Перед тем как уйти, я перечитал надпись два или три раза. Я утратил способность соображать. Что-то першило в горле. Моё сердце окаменело. В то мгновение умерли все мои чувства и мысли – они сгорели, как дома вокруг. Я стал совершенно бесчувственным ко всему.
Очередной поезд доставил меня домой, во Франкфурт. Я провёл в городе четыре бесцельных дня, скорбя о Марианне. Одну из ночей пришлось провести в погребе нашего жилого здания, прислушиваясь к вою сирен и глухим разрывам зенитных снарядов. Пока меня встряхивали взрывы авиабомб, я рассматривал окаменевшие лица окружавших меня людей, привыкших к воздушным налётам. Когда всё закончилось, улица снаружи наполнилась едким запахом пороха, стонами пострадавших и звоном пожарных колоколов. Таковы были последствия войны: Марианна стала жертвой воздушного налёта, а моя семья привыкала спасаться от бомбёжек под землёй. После этой ночи я больше не видел смысла оставаться дома. Я должен был вернуться на свою подлодку и сражаться до победы ради тех, кто дома влачил жалкое существование в вечном страхе перед смертью.
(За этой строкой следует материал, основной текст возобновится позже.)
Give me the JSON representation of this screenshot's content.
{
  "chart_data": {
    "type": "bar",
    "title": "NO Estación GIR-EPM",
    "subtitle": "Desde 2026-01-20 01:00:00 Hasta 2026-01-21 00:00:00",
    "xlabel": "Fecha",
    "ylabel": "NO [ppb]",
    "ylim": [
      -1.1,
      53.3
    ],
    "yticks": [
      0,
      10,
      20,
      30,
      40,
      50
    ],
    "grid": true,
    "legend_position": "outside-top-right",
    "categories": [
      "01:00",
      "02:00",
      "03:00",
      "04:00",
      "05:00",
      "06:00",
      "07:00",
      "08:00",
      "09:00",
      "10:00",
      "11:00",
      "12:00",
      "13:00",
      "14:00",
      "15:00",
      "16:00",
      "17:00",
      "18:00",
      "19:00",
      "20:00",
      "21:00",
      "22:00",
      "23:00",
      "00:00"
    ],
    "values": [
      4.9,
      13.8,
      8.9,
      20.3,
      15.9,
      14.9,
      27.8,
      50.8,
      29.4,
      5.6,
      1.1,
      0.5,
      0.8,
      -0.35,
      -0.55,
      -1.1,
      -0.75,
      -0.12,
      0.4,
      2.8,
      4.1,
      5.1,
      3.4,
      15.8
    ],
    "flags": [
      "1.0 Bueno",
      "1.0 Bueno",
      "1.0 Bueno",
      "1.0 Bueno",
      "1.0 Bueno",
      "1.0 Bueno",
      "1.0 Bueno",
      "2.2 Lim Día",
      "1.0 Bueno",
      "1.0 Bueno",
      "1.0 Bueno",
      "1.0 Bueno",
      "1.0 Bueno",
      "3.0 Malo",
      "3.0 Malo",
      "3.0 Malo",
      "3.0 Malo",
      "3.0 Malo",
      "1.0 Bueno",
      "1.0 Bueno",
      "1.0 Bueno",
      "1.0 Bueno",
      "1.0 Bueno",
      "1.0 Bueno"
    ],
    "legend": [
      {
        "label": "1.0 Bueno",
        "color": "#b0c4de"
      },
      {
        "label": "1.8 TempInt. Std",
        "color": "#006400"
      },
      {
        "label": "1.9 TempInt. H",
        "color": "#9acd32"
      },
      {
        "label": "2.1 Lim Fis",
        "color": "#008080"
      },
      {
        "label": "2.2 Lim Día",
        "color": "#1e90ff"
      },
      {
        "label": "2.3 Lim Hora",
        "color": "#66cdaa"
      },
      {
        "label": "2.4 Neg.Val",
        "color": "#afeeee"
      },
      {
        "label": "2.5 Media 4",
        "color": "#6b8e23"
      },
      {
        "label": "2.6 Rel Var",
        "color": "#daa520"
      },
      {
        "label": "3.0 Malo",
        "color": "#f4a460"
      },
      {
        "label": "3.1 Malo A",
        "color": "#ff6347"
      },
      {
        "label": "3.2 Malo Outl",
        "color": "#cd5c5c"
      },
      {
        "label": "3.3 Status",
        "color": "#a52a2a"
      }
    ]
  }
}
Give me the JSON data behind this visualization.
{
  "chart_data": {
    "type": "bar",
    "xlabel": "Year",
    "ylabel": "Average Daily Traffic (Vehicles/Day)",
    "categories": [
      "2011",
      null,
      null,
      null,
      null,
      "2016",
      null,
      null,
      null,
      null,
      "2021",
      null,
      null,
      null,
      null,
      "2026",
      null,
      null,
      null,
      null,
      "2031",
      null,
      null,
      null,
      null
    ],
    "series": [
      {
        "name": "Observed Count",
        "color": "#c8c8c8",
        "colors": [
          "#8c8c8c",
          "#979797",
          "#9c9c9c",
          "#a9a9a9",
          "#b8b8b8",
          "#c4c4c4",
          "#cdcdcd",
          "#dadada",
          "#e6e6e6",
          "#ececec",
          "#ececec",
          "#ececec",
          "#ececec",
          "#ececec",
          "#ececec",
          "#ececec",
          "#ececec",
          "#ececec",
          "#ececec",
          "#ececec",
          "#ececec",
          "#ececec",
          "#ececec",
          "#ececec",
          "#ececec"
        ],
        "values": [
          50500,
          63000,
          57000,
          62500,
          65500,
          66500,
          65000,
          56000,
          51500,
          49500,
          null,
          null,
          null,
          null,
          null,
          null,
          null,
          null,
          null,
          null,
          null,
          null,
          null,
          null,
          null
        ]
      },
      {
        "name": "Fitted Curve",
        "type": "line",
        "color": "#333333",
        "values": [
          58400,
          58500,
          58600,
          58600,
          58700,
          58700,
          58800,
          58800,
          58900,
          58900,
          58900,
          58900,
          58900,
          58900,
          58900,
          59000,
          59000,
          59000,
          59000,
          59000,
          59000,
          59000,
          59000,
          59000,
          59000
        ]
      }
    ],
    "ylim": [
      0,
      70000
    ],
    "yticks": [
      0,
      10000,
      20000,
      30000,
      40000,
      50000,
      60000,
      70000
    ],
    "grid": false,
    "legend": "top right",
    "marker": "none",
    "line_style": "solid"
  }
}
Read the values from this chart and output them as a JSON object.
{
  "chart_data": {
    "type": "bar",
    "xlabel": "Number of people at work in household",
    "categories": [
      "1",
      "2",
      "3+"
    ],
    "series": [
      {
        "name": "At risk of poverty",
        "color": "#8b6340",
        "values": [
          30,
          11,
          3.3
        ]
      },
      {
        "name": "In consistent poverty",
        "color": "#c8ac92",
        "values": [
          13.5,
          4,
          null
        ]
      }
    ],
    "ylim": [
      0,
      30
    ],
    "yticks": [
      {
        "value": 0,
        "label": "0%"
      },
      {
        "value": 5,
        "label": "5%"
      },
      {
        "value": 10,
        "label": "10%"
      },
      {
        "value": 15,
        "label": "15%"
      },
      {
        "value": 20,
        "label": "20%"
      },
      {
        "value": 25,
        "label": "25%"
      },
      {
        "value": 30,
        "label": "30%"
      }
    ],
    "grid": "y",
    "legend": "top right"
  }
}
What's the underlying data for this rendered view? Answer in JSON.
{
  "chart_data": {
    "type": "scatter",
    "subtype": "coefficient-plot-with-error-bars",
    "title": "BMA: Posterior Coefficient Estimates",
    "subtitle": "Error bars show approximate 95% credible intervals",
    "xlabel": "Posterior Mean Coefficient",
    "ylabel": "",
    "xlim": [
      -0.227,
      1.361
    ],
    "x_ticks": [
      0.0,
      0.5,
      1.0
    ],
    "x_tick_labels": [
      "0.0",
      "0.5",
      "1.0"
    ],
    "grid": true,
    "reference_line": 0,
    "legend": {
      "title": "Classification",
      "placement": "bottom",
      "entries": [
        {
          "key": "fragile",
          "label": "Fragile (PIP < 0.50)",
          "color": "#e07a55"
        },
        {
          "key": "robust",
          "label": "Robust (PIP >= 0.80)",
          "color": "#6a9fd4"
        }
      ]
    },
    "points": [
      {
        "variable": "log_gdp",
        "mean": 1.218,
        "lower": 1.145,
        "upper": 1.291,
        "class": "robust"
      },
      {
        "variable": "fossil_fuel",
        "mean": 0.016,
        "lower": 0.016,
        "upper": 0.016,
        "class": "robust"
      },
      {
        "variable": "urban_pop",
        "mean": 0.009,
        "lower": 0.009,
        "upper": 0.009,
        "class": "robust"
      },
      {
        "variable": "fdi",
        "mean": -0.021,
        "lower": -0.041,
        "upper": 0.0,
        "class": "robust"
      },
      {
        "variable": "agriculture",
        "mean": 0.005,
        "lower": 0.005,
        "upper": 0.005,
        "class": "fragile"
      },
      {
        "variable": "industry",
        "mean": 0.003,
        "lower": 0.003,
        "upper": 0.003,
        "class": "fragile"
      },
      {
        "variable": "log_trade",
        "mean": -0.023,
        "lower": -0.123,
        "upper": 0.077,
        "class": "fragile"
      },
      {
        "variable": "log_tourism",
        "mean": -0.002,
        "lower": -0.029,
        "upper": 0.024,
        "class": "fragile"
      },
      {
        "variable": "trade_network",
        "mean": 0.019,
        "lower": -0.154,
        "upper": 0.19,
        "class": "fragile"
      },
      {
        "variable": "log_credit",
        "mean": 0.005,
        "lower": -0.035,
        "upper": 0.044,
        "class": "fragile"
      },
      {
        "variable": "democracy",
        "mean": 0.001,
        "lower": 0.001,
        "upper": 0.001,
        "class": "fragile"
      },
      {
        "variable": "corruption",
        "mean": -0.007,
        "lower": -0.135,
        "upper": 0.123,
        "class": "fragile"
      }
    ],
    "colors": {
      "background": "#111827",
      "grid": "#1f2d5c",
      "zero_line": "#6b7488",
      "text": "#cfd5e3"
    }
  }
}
Проведя ночь в тёмном поезде, я прибыл в Париж. Город дышал миром. Жаркое июньское солнце золотило деревья и крыши домов. Жара напомнила мне о неудобстве морской формы и заставила подумать о преимуществах штатской одежды. Нелегко было для меня смешаться с пёстрой парижской публикой, которая, так или иначе, старалась не замечать войну. Я обратил внимание на то, что большинство элегантно одетых парижан игнорировало людей в военной форме. Я понял, какая пропасть разделяла меня с ними, наслаждавшимися всеми благами жизни, как далеки были мы, военные, не имевшие иного выбора, кроме как идти в бой и умирать, от людей, живущих мирными интересами.